Diakui, memang Indonesia kaya akan tambangnya, akan tetapi timpang dengan keadaan rakyat yang masih jauh dari kata sejahtera, bahkan bisa dikatakan menderita. Lapangan pekerjaan yang sulit, harga kebutuhan pokok yang selalu naik, biaya sekolah yang tinggi, korupsi dari bawah hingga atas, serta masih banyak lagi persoalan lain yang dihadapi negeri ini.

 

Tentu, semua persoalan yang ada, terjadi karena sumber daya alam negeri ini dikuasai serta dikelola oleh korporasi asing dan elit lokal yang hanya ingin meraup untung semata. Tak ayal, Raja Ampat yang dikenal memiliki keindahan alam lautnya, dikerat-kerat menjadi lahan galian tambang.

 

Pun, ambisi pemerintah terkait tambang nikel terlihat jelas makin besar. Karena sejatinya, dalam sistem Demokrasi yang berdaulat bukan rakyat melainkan para pemodal. Penguasaan sumber daya alam, termasuk tambang oleh oligarki adalah bukti konkret bahwa negeri ini sedang melayani oligarki selaku pemilik kedaulatan, bukan melayani rakyat.

 

Padahal, tambang bukan sekadar bisnis. Ia amanah besar bagi umat. Apalagi, hutan Papua adalah hutan terbesar yang masih tersisa di Indonesia. Mungkin, rakyat Papua bukan penyumbang devisa terbesar bagi negara, tetapi hutan mereka memberi sesuatu yang jauh lebih penting, yaitu oksigen.

 

Kita tentu bisa membayangkan jika hutan itu dibabat secara ugal-ugalan demi eksploitasi tambang. Tidak hanya ketersediaan oksigen yang terancam, namun kerusakan alam lain di depan mata. Belum lagi ditambah nasib rakyat sekitar, yang ujungnya hanya dibiarkan bagai barang terbengkalai. Rakyat hanya digantungkan pada kucuran bansos dan program-program receh.

 

Tentunya, keadaan akan sangat berbeda jika kita berada dalam sistem Islam. Islam memandang tambang sebagai kepemilikan umat, adapun pengelolaan sumber daya alam diserahkan kepada negara untuk rakyat, dengan kata lain hasilnya harus dikembalikan kepada rakyat. Oleh sebab itu, sumber daya alam dilarang dimiliki korporasi atau individu.

 

Negara dengan sistem Islam memiliki peran yakni sebagai raa’in (pelayan) bagi rakyat, serta junnah (pelindung) kesejahteraan rakyatnya. Sehingga, negara wajib menjamin keadilan distribusi, mencegah eksploitasi, serta bertugas merawat alam, bukan malah merusaknya.

 

Islam bukan anti tambang, tetapi justru Islam meletakkan tambang dalam posisi strategis.

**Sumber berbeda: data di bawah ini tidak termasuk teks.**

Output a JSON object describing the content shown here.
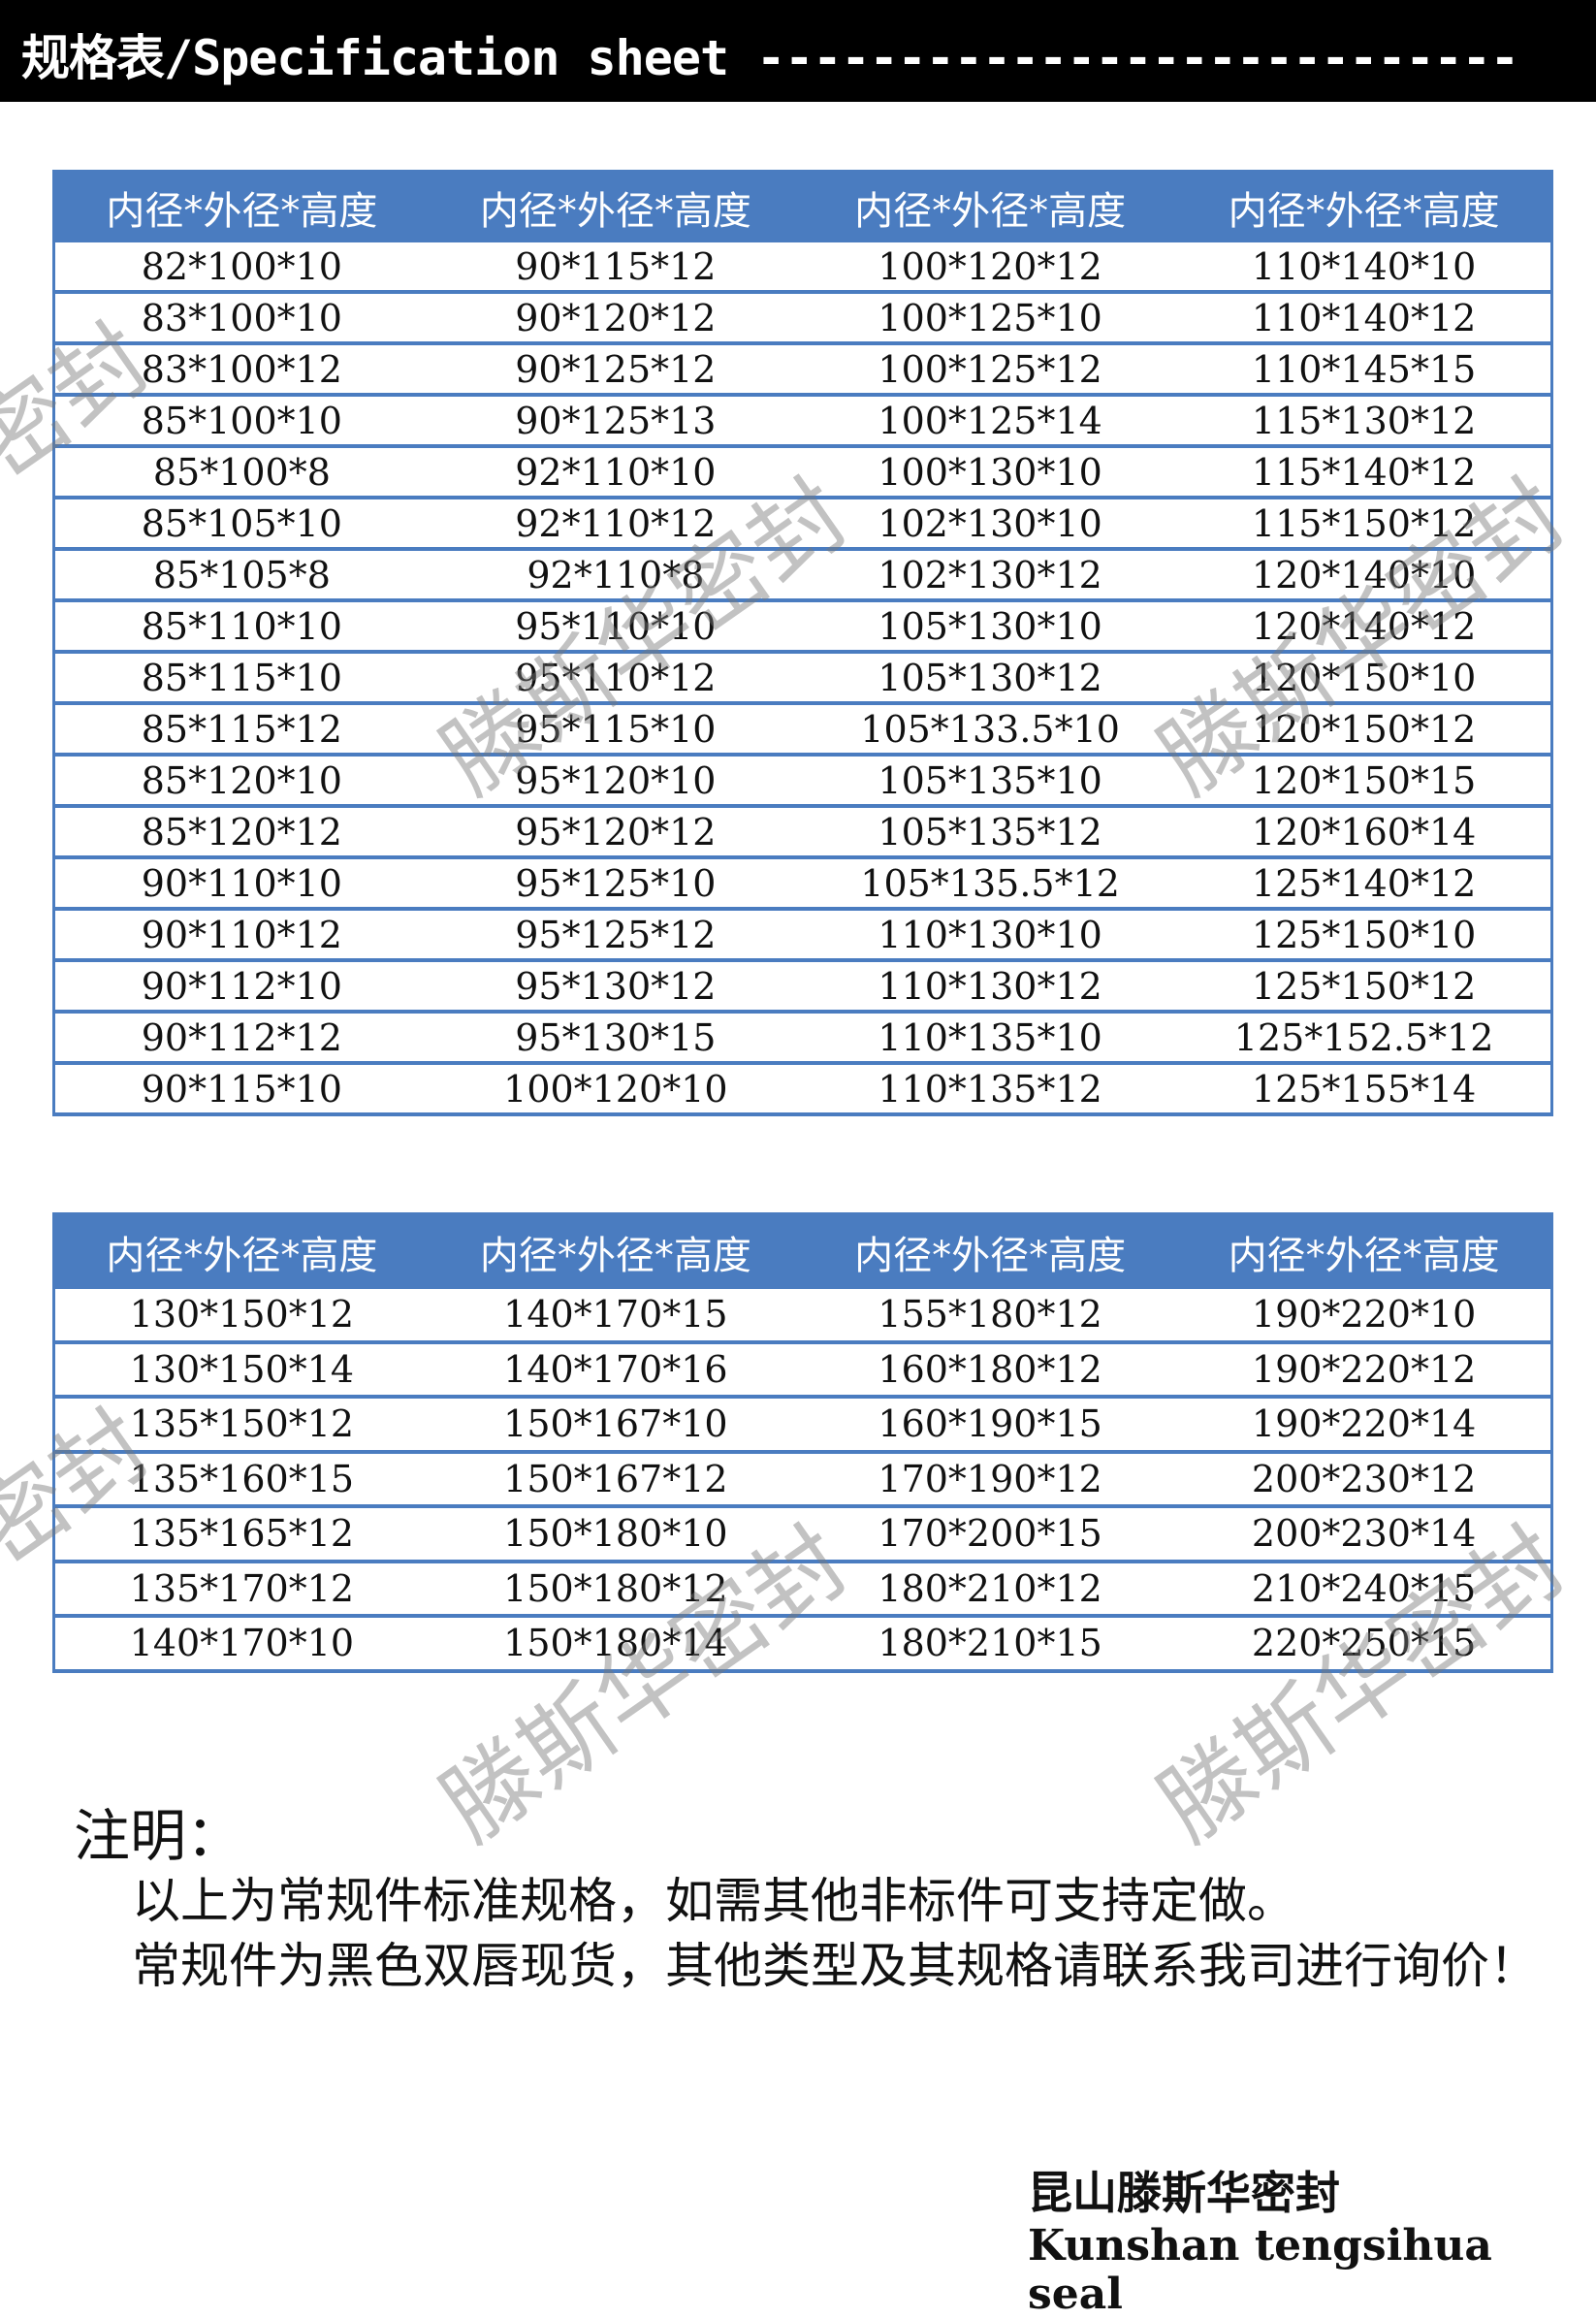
{
  "header": {
    "title": "规格表/Specification sheet ---------------------------"
  },
  "table1": {
    "headers": [
      "内径*外径*高度",
      "内径*外径*高度",
      "内径*外径*高度",
      "内径*外径*高度"
    ],
    "rows": [
      [
        "82*100*10",
        "90*115*12",
        "100*120*12",
        "110*140*10"
      ],
      [
        "83*100*10",
        "90*120*12",
        "100*125*10",
        "110*140*12"
      ],
      [
        "83*100*12",
        "90*125*12",
        "100*125*12",
        "110*145*15"
      ],
      [
        "85*100*10",
        "90*125*13",
        "100*125*14",
        "115*130*12"
      ],
      [
        "85*100*8",
        "92*110*10",
        "100*130*10",
        "115*140*12"
      ],
      [
        "85*105*10",
        "92*110*12",
        "102*130*10",
        "115*150*12"
      ],
      [
        "85*105*8",
        "92*110*8",
        "102*130*12",
        "120*140*10"
      ],
      [
        "85*110*10",
        "95*110*10",
        "105*130*10",
        "120*140*12"
      ],
      [
        "85*115*10",
        "95*110*12",
        "105*130*12",
        "120*150*10"
      ],
      [
        "85*115*12",
        "95*115*10",
        "105*133.5*10",
        "120*150*12"
      ],
      [
        "85*120*10",
        "95*120*10",
        "105*135*10",
        "120*150*15"
      ],
      [
        "85*120*12",
        "95*120*12",
        "105*135*12",
        "120*160*14"
      ],
      [
        "90*110*10",
        "95*125*10",
        "105*135.5*12",
        "125*140*12"
      ],
      [
        "90*110*12",
        "95*125*12",
        "110*130*10",
        "125*150*10"
      ],
      [
        "90*112*10",
        "95*130*12",
        "110*130*12",
        "125*150*12"
      ],
      [
        "90*112*12",
        "95*130*15",
        "110*135*10",
        "125*152.5*12"
      ],
      [
        "90*115*10",
        "100*120*10",
        "110*135*12",
        "125*155*14"
      ]
    ]
  },
  "table2": {
    "headers": [
      "内径*外径*高度",
      "内径*外径*高度",
      "内径*外径*高度",
      "内径*外径*高度"
    ],
    "rows": [
      [
        "130*150*12",
        "140*170*15",
        "155*180*12",
        "190*220*10"
      ],
      [
        "130*150*14",
        "140*170*16",
        "160*180*12",
        "190*220*12"
      ],
      [
        "135*150*12",
        "150*167*10",
        "160*190*15",
        "190*220*14"
      ],
      [
        "135*160*15",
        "150*167*12",
        "170*190*12",
        "200*230*12"
      ],
      [
        "135*165*12",
        "150*180*10",
        "170*200*15",
        "200*230*14"
      ],
      [
        "135*170*12",
        "150*180*12",
        "180*210*12",
        "210*240*15"
      ],
      [
        "140*170*10",
        "150*180*14",
        "180*210*15",
        "220*250*15"
      ]
    ]
  },
  "notes": {
    "title": "注明：",
    "line1": "以上为常规件标准规格，如需其他非标件可支持定做。",
    "line2": "常规件为黑色双唇现货，其他类型及其规格请联系我司进行询价！"
  },
  "company": {
    "name_cn": "昆山滕斯华密封",
    "name_en": "Kunshan tengsihua seal"
  },
  "watermark": "滕斯华密封",
  "colors": {
    "table_blue": "#4a7cc0",
    "topbar": "#000000"
  }
}
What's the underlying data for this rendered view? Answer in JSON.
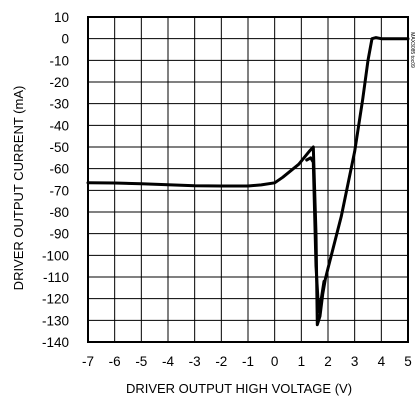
{
  "chart_data": {
    "type": "line",
    "title": "",
    "xlabel": "DRIVER OUTPUT HIGH VOLTAGE (V)",
    "ylabel": "DRIVER OUTPUT CURRENT (mA)",
    "xlim": [
      -7,
      5
    ],
    "ylim": [
      -140,
      10
    ],
    "x_ticks": [
      -7,
      -6,
      -5,
      -4,
      -3,
      -2,
      -1,
      0,
      1,
      2,
      3,
      4,
      5
    ],
    "x_tick_labels": [
      "-7",
      "-6",
      "-5",
      "-4",
      "-3",
      "-2",
      "-1",
      "0",
      "1",
      "2",
      "3",
      "4",
      "5"
    ],
    "y_ticks": [
      10,
      0,
      -10,
      -20,
      -30,
      -40,
      -50,
      -60,
      -70,
      -80,
      -90,
      -100,
      -110,
      -120,
      -130,
      -140
    ],
    "y_tick_labels": [
      "10",
      "0",
      "-10",
      "-20",
      "-30",
      "-40",
      "-50",
      "-60",
      "-70",
      "-80",
      "-90",
      "-100",
      "-110",
      "-120",
      "-130",
      "-140"
    ],
    "grid": true,
    "watermark": "MAX3085 toc09",
    "series": [
      {
        "x": [
          -7,
          -6,
          -5,
          -4,
          -3,
          -2,
          -1,
          -0.5,
          0,
          0.3,
          0.6,
          0.9,
          1.1,
          1.3,
          1.45,
          1.55,
          1.6,
          1.7,
          1.8,
          1.9,
          2.0,
          2.5,
          3.0,
          3.3,
          3.5,
          3.65,
          3.8,
          4.0,
          5.0
        ],
        "y": [
          -66.5,
          -66.6,
          -67,
          -67.4,
          -67.9,
          -68,
          -68,
          -67.5,
          -66.5,
          -64,
          -61,
          -58,
          -55,
          -52,
          -50,
          -90,
          -132,
          -128,
          -118,
          -111,
          -106,
          -82,
          -52,
          -28,
          -10,
          0,
          0.5,
          0,
          0
        ]
      },
      {
        "x": [
          1.2,
          1.35,
          1.45,
          1.55,
          1.65,
          1.75,
          1.85
        ],
        "y": [
          -56,
          -55,
          -57,
          -105,
          -126,
          -120,
          -112
        ]
      }
    ]
  }
}
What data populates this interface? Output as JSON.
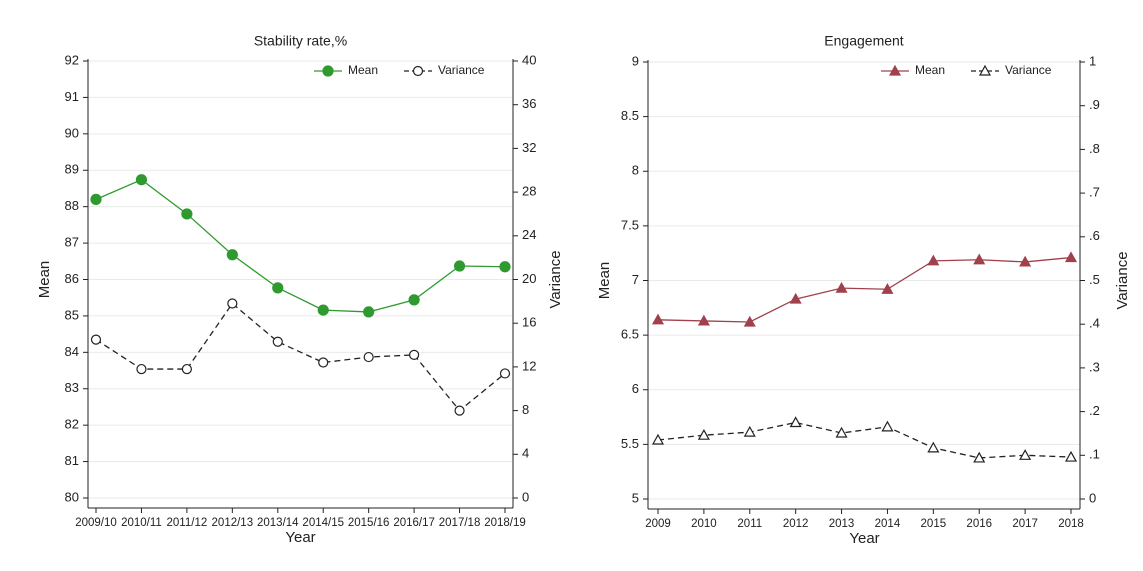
{
  "chart_data": [
    {
      "type": "line",
      "title": "Stability rate,%",
      "x_label": "Year",
      "y_label": "Mean",
      "y2_label": "Variance",
      "categories": [
        "2009/10",
        "2010/11",
        "2011/12",
        "2012/13",
        "2013/14",
        "2014/15",
        "2015/16",
        "2016/17",
        "2017/18",
        "2018/19"
      ],
      "series": [
        {
          "name": "Mean",
          "color": "#2f9a2f",
          "marker": "circle",
          "filled": true,
          "dashed": false,
          "values": [
            88.2,
            88.74,
            87.8,
            86.68,
            85.77,
            85.16,
            85.11,
            85.44,
            86.37,
            86.35
          ]
        },
        {
          "name": "Variance",
          "color": "#222222",
          "marker": "circle",
          "filled": false,
          "dashed": true,
          "axis": "y2",
          "values": [
            14.5,
            11.8,
            11.8,
            17.8,
            14.3,
            12.4,
            12.9,
            13.1,
            8.0,
            11.4
          ]
        }
      ],
      "ylim": [
        80,
        92
      ],
      "yticks": [
        80,
        81,
        82,
        83,
        84,
        85,
        86,
        87,
        88,
        89,
        90,
        91,
        92
      ],
      "y2lim": [
        0,
        40
      ],
      "y2ticks": [
        0,
        4,
        8,
        12,
        16,
        20,
        24,
        28,
        32,
        36,
        40
      ],
      "grid": true,
      "legend": "upper right"
    },
    {
      "type": "line",
      "title": "Engagement",
      "x_label": "Year",
      "y_label": "Mean",
      "y2_label": "Variance",
      "categories": [
        "2009",
        "2010",
        "2011",
        "2012",
        "2013",
        "2014",
        "2015",
        "2016",
        "2017",
        "2018"
      ],
      "series": [
        {
          "name": "Mean",
          "color": "#a0414c",
          "marker": "triangle",
          "filled": true,
          "dashed": false,
          "values": [
            6.64,
            6.63,
            6.62,
            6.83,
            6.93,
            6.92,
            7.18,
            7.19,
            7.17,
            7.21
          ]
        },
        {
          "name": "Variance",
          "color": "#222222",
          "marker": "triangle",
          "filled": false,
          "dashed": true,
          "axis": "y2",
          "values": [
            0.135,
            0.146,
            0.153,
            0.175,
            0.151,
            0.165,
            0.117,
            0.094,
            0.1,
            0.096
          ]
        }
      ],
      "ylim": [
        5,
        9
      ],
      "yticks": [
        5,
        5.5,
        6,
        6.5,
        7,
        7.5,
        8,
        8.5,
        9
      ],
      "y2lim": [
        0,
        1
      ],
      "y2ticks": [
        0,
        {
          "value": 0.1,
          "label": ".1"
        },
        {
          "value": 0.2,
          "label": ".2"
        },
        {
          "value": 0.3,
          "label": ".3"
        },
        {
          "value": 0.4,
          "label": ".4"
        },
        {
          "value": 0.5,
          "label": ".5"
        },
        {
          "value": 0.6,
          "label": ".6"
        },
        {
          "value": 0.7,
          "label": ".7"
        },
        {
          "value": 0.8,
          "label": ".8"
        },
        {
          "value": 0.9,
          "label": ".9"
        },
        1
      ],
      "grid": true,
      "legend": "upper right"
    }
  ]
}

Dimana, digali hanya untuk kebutuhan rakyat, dikelola tanpa merusak dan dihindarkan dari kerakusan manusia. Hal ini tentunya bukan utopia, karena dalil dan sejarah mendukung ini.

 

Dalam Islam, bumi ini amanah, bukan ladang eksploitasi. Bahkan, Islam telah memberi peringatan jelas, Allah SWT berfirman yang artinya, “Dan janganlah kamu membuat kerusakan di muka bumi, sesudah (Allah) memperbaikinya dan berdoalah kepada-Nya dengan rasa takut (tidak akan diterima) dan harapan (akan dikabulkan). Sesungguhnya rahmat Allah amat dekat kepada orang-orang yang berbuat baik.” (TQS Al-A’raf:56).

 

Raja Ampat adalah surga laut dunia, bukan ladang tambang. Jikalau, Raja Ampat di eksploitasi, maka bukan cuma tanah yang dikeruk dan digali, tapi masa depan yang dicuri. Maka, untuk solusi nyata butuh sistem nyata pula. Krisis tambang bukan sekadar masalah teknis. Tapi masalah sistem. Islam hadir bukan hanya untuk akhirat, tapi juga untuk solusi mengatur dunia. Saatnya, kembali pada Islam dalam naungan negara yang menerapkan Islam secara kaffah. Wallahu’alam bisshowab. [LM/ry].